Vi racconto l'imperdibile Maker Faire a Roma.

We are Makers since the Big Bang” dichiarano i due cartelloni scritti a mano posti fuori dalla chiesa de La Sapienza per attrarre all’interno qualcuno dei 100.000 visitatori attesi quest’anno. Credo da sempre che i seminari formino i migliori copywriter sul mercato e anche questi non fanno eccezione. La passione e la voglia di cambiare il futuro, per i visitatori, hanno comunque qualcosa di messianico.
Per la prima volta all’interno della cittadella universitaria, la Maker Faire è colossale.  Era pienissimo di gente e oggi Venerdì 16 ottobre era solo il primo giorno.
Si tratta di circa 600 stand che presentano pavimenti che suonano se li calpesti, bici fatte di bambù o tagliate al laser, droni di ogni dimensione che svolazzano qui e là, orti idroponici da appartamento, stampanti 3D capaci di realizzare gioielli o case, tessuti in fibra di legno, tutori intelligenti, sensori che apprendono, una rock band di robot (stonata ma scenografica), una scatola nera per il trasporto di opere d’arte, robot per fare modellazione 3D degli spazi catacombali, specchi che portano il sole nel buio anche negli scantinati, macchine per scrivere sulle pappardelle. Poi robot che annusano, spostano, aiutano anziani, programmabili da bambini, realizzati con lego, gli scarti, la gomma.

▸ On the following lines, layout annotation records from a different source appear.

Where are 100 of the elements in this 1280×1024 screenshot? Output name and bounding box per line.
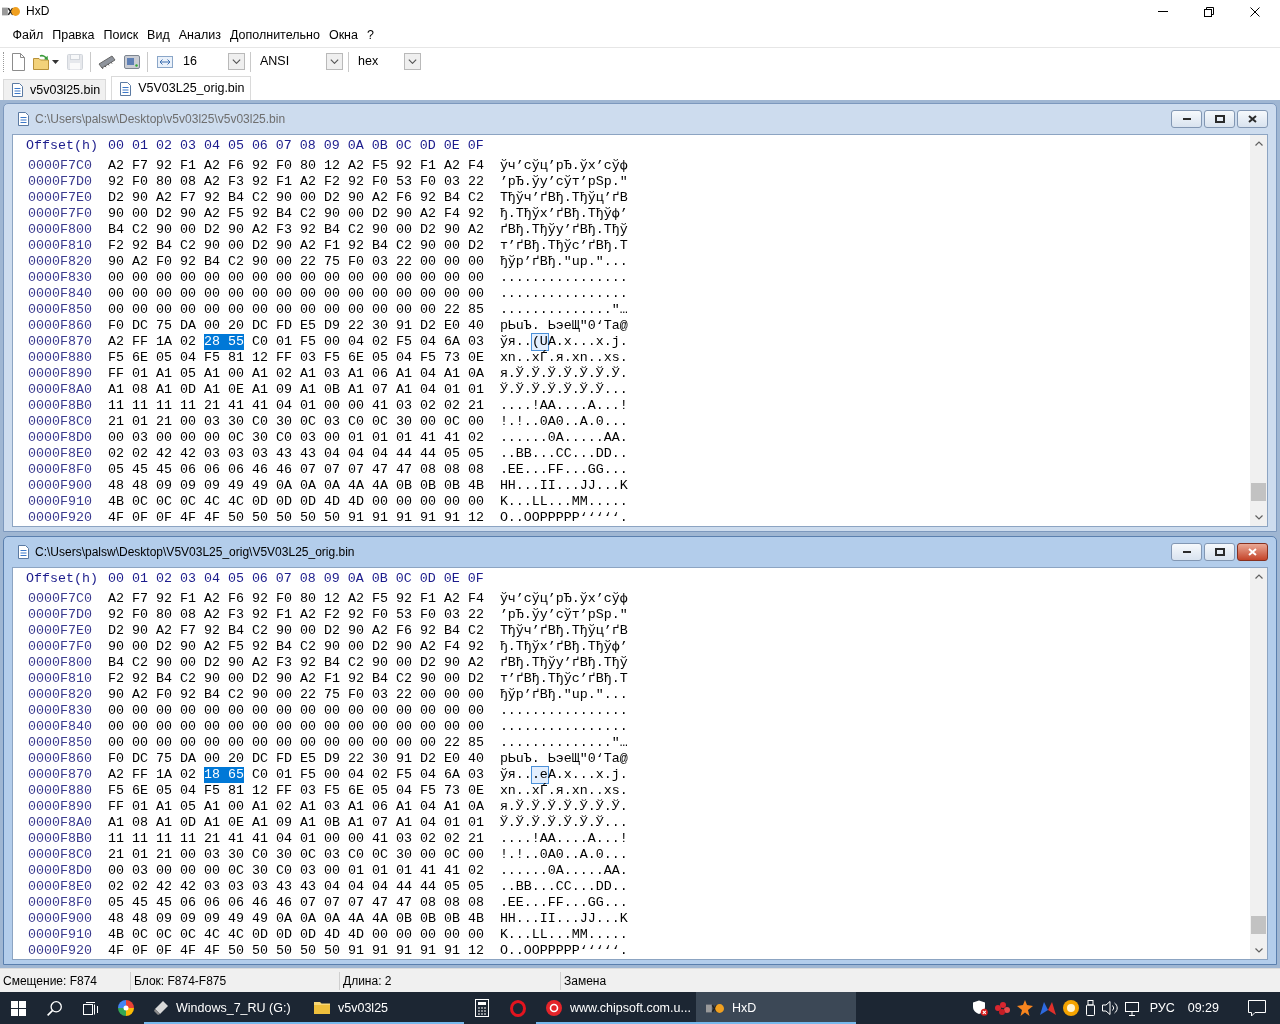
- hex-bytes: 48 48 09 09 09 49 49 0A 0A 0A 4A 4A 0B 0B 0B 4B: [108, 911, 484, 927]
- message-icon[interactable]: [1248, 999, 1266, 1017]
- monitor-icon[interactable]: [1124, 1000, 1139, 1016]
- row-offset: 0000F7F0: [28, 206, 92, 222]
- maximize-button[interactable]: [1204, 110, 1235, 128]
- hex-bytes: C0 01 F5 00 04 02 F5 04 6A 03: [251, 334, 484, 350]
- row-offset: 0000F800: [28, 222, 92, 238]
- column-header: 04: [203, 138, 220, 154]
- hex-bytes: 90 00 D2 90 A2 F5 92 B4 C2 90 00 D2 90 A2 F4 92: [108, 639, 484, 655]
- ansi-text: !.!..0А0..А.0...: [499, 414, 628, 430]
- caret-icon: [52, 59, 59, 64]
- star-icon[interactable]: [1016, 1000, 1033, 1016]
- menu-item[interactable]: Окна: [324, 25, 363, 45]
- menu-item[interactable]: Вид: [142, 25, 175, 45]
- ansi-text: ґВђ.Тђўу’ґВђ.Тђў: [499, 655, 628, 671]
- menu-item[interactable]: Анализ: [174, 25, 226, 45]
- berries-icon[interactable]: [994, 1001, 1010, 1015]
- menu-item[interactable]: Правка: [47, 25, 99, 45]
- row-offset: 0000F8C0: [28, 847, 92, 863]
- ansi-text: ’рЂ.ўу’сўт’рSр.": [499, 174, 628, 190]
- scroll-up-icon[interactable]: [1254, 574, 1263, 579]
- window-title: C:\Users\palsw\Desktop\V5V03L25_orig\V5V03L25_orig.bin: [35, 544, 355, 561]
- windows-logo-icon: [10, 1000, 26, 1016]
- logo-icon[interactable]: [1039, 1001, 1056, 1015]
- tab[interactable]: v5v03l25.bin: [3, 79, 107, 100]
- menu-item[interactable]: Файл: [8, 25, 48, 45]
- hex-bytes: 21 01 21 00 03 30 C0 30 0C 03 C0 0C 30 00 0C 00: [108, 847, 484, 863]
- ansi-text: .EE...FF...GG...: [499, 895, 628, 911]
- row-offset: 0000F7C0: [28, 591, 92, 607]
- ansi-text: хn..хЃ.я.хn..хs.: [499, 350, 628, 366]
- minimize-icon: [1182, 551, 1191, 553]
- ansi-text: я.Ў.Ў.Ў.Ў.Ў.Ў.Ў.: [499, 366, 628, 382]
- ansi-text: Ў.Ў.Ў.Ў.Ў.Ў.Ў...: [499, 815, 628, 831]
- status-text: Смещение: F874: [3, 972, 98, 990]
- hex-bytes: 28 55: [203, 334, 244, 350]
- row-offset: 0000F900: [28, 478, 92, 494]
- menu-item[interactable]: ?: [362, 25, 379, 45]
- ansi-text: ’рЂ.ўу’сўт’рSр.": [499, 607, 628, 623]
- shield-icon[interactable]: [971, 1000, 988, 1016]
- ansi-text: O..OOPPPPP‘‘‘‘‘.: [499, 943, 628, 959]
- ansi-text: .EE...FF...GG...: [499, 462, 628, 478]
- menu-item[interactable]: Дополнительно: [225, 25, 325, 45]
- hex-bytes: 48 48 09 09 09 49 49 0A 0A 0A 4A 4A 0B 0B 0B 4B: [108, 478, 484, 494]
- row-offset: 0000F830: [28, 270, 92, 286]
- hex-bytes: FF 01 A1 05 A1 00 A1 02 A1 03 A1 06 A1 04 A1 0A: [108, 799, 484, 815]
- scroll-down-icon[interactable]: [1254, 515, 1263, 520]
- ansi-text: HH...II...JJ...K: [499, 478, 628, 494]
- row-offset: 0000F8B0: [28, 831, 92, 847]
- clock[interactable]: 09:29: [1187, 998, 1219, 1018]
- ansi-text: Ў.Ў.Ў.Ў.Ў.Ў.Ў...: [499, 382, 628, 398]
- hex-bytes: 00 03 00 00 00 0C 30 C0 03 00 01 01 01 41 41 02: [108, 430, 484, 446]
- ansi-text: ђўр’ґВђ."uр."...: [499, 254, 628, 270]
- column-header: 07: [275, 138, 292, 154]
- circle-icon[interactable]: [1062, 1000, 1079, 1016]
- ansi-text: (U: [531, 334, 548, 350]
- close-button[interactable]: [1237, 543, 1268, 561]
- taskbar-button[interactable]: HxD: [696, 992, 856, 1024]
- menu-item[interactable]: Поиск: [98, 25, 143, 45]
- row-offset: 0000F850: [28, 302, 92, 318]
- ansi-text: хn..хЃ.я.хn..хs.: [499, 783, 628, 799]
- new-file-icon: [12, 52, 25, 71]
- hex-bytes: 00 03 00 00 00 0C 30 C0 03 00 01 01 01 41 41 02: [108, 863, 484, 879]
- language-indicator[interactable]: РУС: [1149, 998, 1175, 1018]
- taskbar-button[interactable]: v5v03l25: [304, 992, 464, 1024]
- hex-bytes: B4 C2 90 00 D2 90 A2 F3 92 B4 C2 90 00 D2 90 A2: [108, 222, 484, 238]
- scroll-down-icon[interactable]: [1254, 948, 1263, 953]
- minimize-button[interactable]: [1171, 543, 1202, 561]
- close-button[interactable]: [1237, 110, 1268, 128]
- row-offset: 0000F8E0: [28, 446, 92, 462]
- column-header: 09: [323, 571, 340, 587]
- maximize-button[interactable]: [1204, 543, 1235, 561]
- ansi-text: ґВђ.Тђўу’ґВђ.Тђў: [499, 222, 628, 238]
- taskbar-button[interactable]: Windows_7_RU (G:): [144, 992, 304, 1024]
- chevron-down-icon: [408, 59, 417, 64]
- ansi-text: ................: [499, 719, 628, 735]
- drive-icon: [124, 54, 140, 69]
- ansi-text: !.!..0А0..А.0...: [499, 847, 628, 863]
- minimize-button[interactable]: [1171, 110, 1202, 128]
- scrollbar-thumb[interactable]: [1251, 916, 1266, 934]
- ansi-text: .e: [531, 767, 548, 783]
- row-offset: 0000F7F0: [28, 639, 92, 655]
- scrollbar[interactable]: [1250, 568, 1267, 959]
- ansi-text: ..BB...CC...DD..: [499, 446, 628, 462]
- hex-bytes: A1 08 A1 0D A1 0E A1 09 A1 0B A1 07 A1 04 01 01: [108, 815, 484, 831]
- row-offset: 0000F880: [28, 783, 92, 799]
- ansi-text: я.Ў.Ў.Ў.Ў.Ў.Ў.Ў.: [499, 799, 628, 815]
- column-header: 04: [203, 571, 220, 587]
- hex-bytes: D2 90 A2 F7 92 B4 C2 90 00 D2 90 A2 F6 92 B4 C2: [108, 190, 484, 206]
- scroll-up-icon[interactable]: [1254, 141, 1263, 146]
- hex-bytes: 90 A2 F0 92 B4 C2 90 00 22 75 F0 03 22 00 00 00: [108, 687, 484, 703]
- scrollbar-thumb[interactable]: [1251, 483, 1266, 501]
- column-header: 03: [179, 571, 196, 587]
- scrollbar[interactable]: [1250, 135, 1267, 526]
- usb-stick-icon[interactable]: [1085, 1000, 1095, 1016]
- column-header: 0D: [419, 571, 436, 587]
- row-offset: 0000F850: [28, 735, 92, 751]
- tab[interactable]: V5V03L25_orig.bin: [111, 76, 251, 100]
- column-header: 07: [275, 571, 292, 587]
- speaker-icon[interactable]: [1101, 1000, 1118, 1016]
- ansi-text: ўя..: [499, 767, 532, 783]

A cosa serve tutto questo?

Non si sa, non è chiaro neppure agli espositori, e proprio per questa ragione è bellissimo. È necessario. È energia e sogno. È magmatico e si ridefinisce continuamente. 
In posti così capisci che il futuro è adesso. Se si trattasse di prodotti per il mercato la fiera sarebbe solo noia e grosse cravatte su giacche blu. Ogni stand è una sorpresa, ti accende neuroni, ti stupisce.
Sì, alcuni sono destinati al fallimento, altri meno, altri sono figate pazzesche: in questi casi è il tutto che acquisisce valore perché valgono tutti lo stesso rispetto e proprio dai fallimenti nasceranno le più grandi fortune.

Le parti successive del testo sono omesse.